Monday, July 23, 2018

Elsevier: First Sweden and now Germany

There is a battle going on to open up the published work of researchers to the public for their use, without the inconvenience of paywalls. I am not sure that the move to open access is necessarily inevitable, but it is a probable outcome. It is also an understandable outcome, given that the work that goes into academic journals is often funded by the public, as are such functions as peer review. The pressure to resist open access is certainly enormous for those conglomerates that benefit from the status quo. Expect those conglomerates, like Elsevier, to try to make an example of nations trying to treat publicly funded science as a public good - as is the case in Germany. What is happening in Germany falls on the heels of the recent breakdown in negotiations in Sweden. It's a battle the conglomerate in this case should not expect to win on the basis of its apparent power. Love it or hate it, outlets to make scientific output publicly available are already available (SciHub comes to mind), and Elsevier may only serve to encourage German (and Swedish) scientists and institutions to become more resourceful in creating alternative ways to access such information. One thing I may have mentioned in private conversation several years ago was that the publishers needed to change their business models in order to get ahead of a change that was already underfoot. Obviously, that did not happen. Apparently the corporate Goliaths will fight with everything they have got. One way or another, however, they'll have to figure out how to coexist with open access models. That is the probable wave of the future.

Wednesday, July 18, 2018

Potentially interesting article on the prevalence of narcissism among scientists

I am bookmarking this one (Science, narcissism, and the quest for visibility) for later. Gave it a cursory scan, and it looks like a useful thought piece. The article does not provide any original data, but does certainly offer an enterprising researcher some ways to test the author's premise. Let's just say it struck a chord. A reader at PubPeer offers this summary:
This is an interesting analysis of narcissism in science. The author argues that: 1) the top level of the scientific hierarchy is populated by narcissistic individuals, 2) narcissism is deleterious for science because it encourages competition over cooperation, and frauds, and because it leads to concentrating resources on a few powerful individuals, 3) the current academic system favors narcissism, at the expense of sound science. An example of narcissistic behavior in science is the obsession for publishing in glam journals, shaping scientific work into engaging stories that highlight the heroic quality of authors.
Make of it what you will.

Monday, July 16, 2018

Quantity or quality

Our field, like many academic disciplines, has emphasized publication quantity to an extent that arguably at best leads to minimal progress in our collective knowledge and at worst compromises our understanding of the phenomena we study. This is hardly a blazing insight I am offering, nor hardly a novel one.

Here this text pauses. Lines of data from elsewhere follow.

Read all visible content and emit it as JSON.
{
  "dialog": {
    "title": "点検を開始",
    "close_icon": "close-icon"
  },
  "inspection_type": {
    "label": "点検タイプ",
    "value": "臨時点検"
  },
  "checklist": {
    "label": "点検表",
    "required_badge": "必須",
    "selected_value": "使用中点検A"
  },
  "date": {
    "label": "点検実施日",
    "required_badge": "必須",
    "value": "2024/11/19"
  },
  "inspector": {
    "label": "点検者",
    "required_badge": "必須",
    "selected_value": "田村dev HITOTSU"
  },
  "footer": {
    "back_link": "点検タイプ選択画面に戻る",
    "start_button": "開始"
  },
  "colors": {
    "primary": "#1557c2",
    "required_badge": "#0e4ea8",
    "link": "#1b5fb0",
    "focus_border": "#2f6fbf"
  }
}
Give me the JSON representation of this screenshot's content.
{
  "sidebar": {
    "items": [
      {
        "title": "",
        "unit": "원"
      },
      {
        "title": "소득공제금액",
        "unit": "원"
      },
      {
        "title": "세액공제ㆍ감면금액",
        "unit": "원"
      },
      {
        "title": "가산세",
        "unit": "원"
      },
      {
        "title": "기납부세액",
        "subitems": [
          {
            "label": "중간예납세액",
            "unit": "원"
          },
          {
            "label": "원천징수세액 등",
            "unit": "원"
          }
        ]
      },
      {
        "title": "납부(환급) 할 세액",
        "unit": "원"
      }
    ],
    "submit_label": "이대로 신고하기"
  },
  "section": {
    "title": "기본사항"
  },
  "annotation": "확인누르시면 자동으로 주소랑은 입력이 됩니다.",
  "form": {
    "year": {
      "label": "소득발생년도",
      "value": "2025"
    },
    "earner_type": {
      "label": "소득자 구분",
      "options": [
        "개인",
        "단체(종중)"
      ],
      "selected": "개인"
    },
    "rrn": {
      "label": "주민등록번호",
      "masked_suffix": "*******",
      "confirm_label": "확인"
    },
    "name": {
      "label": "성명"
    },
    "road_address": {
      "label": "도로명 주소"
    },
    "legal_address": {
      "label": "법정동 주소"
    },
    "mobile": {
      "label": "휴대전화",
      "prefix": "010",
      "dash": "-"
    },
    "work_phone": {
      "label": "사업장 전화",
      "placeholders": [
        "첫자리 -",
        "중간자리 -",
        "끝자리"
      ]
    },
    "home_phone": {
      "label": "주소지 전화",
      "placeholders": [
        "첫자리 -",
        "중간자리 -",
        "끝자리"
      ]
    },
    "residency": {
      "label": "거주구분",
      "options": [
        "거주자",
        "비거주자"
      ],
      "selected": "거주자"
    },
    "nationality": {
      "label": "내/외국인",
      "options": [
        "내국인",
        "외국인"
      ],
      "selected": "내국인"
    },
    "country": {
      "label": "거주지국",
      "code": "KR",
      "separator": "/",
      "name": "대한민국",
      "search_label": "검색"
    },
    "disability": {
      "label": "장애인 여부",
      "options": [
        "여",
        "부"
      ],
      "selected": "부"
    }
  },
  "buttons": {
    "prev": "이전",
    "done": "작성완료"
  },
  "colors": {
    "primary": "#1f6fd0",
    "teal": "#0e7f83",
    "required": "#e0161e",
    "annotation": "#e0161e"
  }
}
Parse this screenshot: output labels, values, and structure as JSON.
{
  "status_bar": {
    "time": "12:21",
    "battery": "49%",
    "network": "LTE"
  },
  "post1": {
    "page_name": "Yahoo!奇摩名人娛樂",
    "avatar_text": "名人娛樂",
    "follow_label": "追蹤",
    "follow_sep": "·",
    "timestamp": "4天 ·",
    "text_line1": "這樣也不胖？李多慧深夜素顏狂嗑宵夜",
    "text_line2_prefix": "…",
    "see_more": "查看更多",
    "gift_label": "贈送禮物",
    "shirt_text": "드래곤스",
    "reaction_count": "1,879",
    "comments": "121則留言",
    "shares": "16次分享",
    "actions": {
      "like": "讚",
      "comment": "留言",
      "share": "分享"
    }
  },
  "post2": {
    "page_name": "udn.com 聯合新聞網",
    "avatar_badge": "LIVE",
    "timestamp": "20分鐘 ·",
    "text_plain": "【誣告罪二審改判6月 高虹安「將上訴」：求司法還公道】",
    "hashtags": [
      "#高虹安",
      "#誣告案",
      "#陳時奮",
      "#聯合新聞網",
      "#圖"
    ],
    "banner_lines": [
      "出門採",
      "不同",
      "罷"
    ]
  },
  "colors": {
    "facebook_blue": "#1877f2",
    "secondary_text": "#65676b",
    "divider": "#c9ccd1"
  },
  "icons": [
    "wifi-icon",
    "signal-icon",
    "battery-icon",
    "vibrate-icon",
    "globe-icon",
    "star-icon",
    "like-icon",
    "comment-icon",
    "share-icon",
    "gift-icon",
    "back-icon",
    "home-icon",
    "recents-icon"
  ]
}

See an excerpt by Tulving and Madigan from nearly a half century ago:


And yet that appears to be a fair assessment. Right now, when I go about my work in the classroom, I am increasingly asking myself what I can honestly tell my students. The aftermath of projects such as that conducted by the Open Science Collaboration (to name but one) is one that we are still coming to grips with. One thing I am doing beyond simply opening up some of these dark corners of my field to students in my various classes is to question the need to burden myself with a publication load that goes beyond what is reasonable (given teaching and service responsibilities, family obligations, etc.). Increasingly, I am looking at tying up some loose ends by completing write-ups to existing data sets, and beyond that sparingly take up new research projects (and then only if they appear to be beneficial for the students who wish to be involved, or at least are genuinely interesting to me and might be of some use to others in my field). Why? Because I suspect Tulving was clearly on to something regarding his own area of expertise, and I see something similar in mine. I am completing a meta-analysis on TABP and aggression, and the upshot is that a fair number of human hours were spent researching a question that had no basis in reality. Our understanding of the moderating role of personality variables on social stimuli (e.g. provocation) on aggression was not advanced one bit by that set of studies. It is very clear to me that research on media violence and research on the weapons effect has been effectively stagnant for years. Great. We can suggest that such stimuli prime aggressive thoughts, but that is relatively low hanging fruit - metaphorically speaking. Behavioral outcomes have been far trickier. In any event, given the dearth of knowledge of the psychometric properties of the various DVs in these areas of research, nor much effort to standardize the administration of the measurements of the DVs of interest, there isn't a lot to inspire confidence in those measures. I find myself wondering what we know now a half century after, say Berkowitz & LePage (1967) and now, and am increasingly struggling to formulate a satisfying response. But hey, we generated a lot of studies. We as a field were "productive." So there is that, I suppose.